I saw a talk by some operations engineers who work for ARIN at PGConf 2014.
They presented their architecture for high availability, which uses CMAN, Corosync, and Pacemaker, which handle message queueing, a quorum system and Postgres communication, respectively (Corosync is functioning similar to Zookeeper, as I understand it).
Their architecture was interesting for a couple reasons, it uses a three node system (master, synchronous slave and asynchronous slave), and it uses the network switch to cut off bad nodes. Nodes are tasked with monitoring other nodes, and when one node can’t communicate with another, it sends a message to others to request they check as well. A different node would be responsible to agree that some node is down, in which case, it notifies the switch that it needs to “fence” the bad node (i.e. cut off all network traffic).
In a failure scenario, the synchronous node can immediately become master, and the async must catch up and become synchronous – once the bad node is fixed, it re-enters the pool as asynchronous, which allows it to catch up slowly. It’s worth noting that if there is no synchronous node after a failure, the async node will be forced to catch up before the system can start running again, which will trigger a pause for end users.

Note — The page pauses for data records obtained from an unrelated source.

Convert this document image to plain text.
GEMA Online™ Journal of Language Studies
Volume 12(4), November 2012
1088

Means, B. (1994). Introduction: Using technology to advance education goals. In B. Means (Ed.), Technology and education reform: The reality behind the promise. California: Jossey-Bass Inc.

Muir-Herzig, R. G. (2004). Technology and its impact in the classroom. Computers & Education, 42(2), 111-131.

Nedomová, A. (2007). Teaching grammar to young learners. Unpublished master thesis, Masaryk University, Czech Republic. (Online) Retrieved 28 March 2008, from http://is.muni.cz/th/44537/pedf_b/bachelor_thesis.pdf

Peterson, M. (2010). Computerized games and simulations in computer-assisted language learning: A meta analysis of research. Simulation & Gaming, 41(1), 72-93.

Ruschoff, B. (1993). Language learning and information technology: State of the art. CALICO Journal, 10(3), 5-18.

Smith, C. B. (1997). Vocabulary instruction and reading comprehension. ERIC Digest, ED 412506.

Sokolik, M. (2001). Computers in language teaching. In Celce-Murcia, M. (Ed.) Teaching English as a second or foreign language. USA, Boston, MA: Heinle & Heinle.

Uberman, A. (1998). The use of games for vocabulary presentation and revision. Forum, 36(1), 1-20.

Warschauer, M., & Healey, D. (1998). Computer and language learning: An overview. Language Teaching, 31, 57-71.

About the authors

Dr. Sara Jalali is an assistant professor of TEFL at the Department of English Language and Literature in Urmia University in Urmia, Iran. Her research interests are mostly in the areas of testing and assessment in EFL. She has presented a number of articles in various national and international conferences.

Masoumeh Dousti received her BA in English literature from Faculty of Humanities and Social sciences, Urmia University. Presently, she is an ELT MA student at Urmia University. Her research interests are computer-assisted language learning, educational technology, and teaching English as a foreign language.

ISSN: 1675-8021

Other ways to implement this (without a switch) would include iptables. Interestingly, the ARIN team came up with a list of ~45 failure scenarios, which they apparently tested in about three weeks (clearly this can be a lot of effort). Also interesting, a member of the audience mentioned an alternate design using dark fiber to connect SCSI connections on hard drives in what sounded like a RAID, for replication, but I don’t think most of my readers are going to be doing that.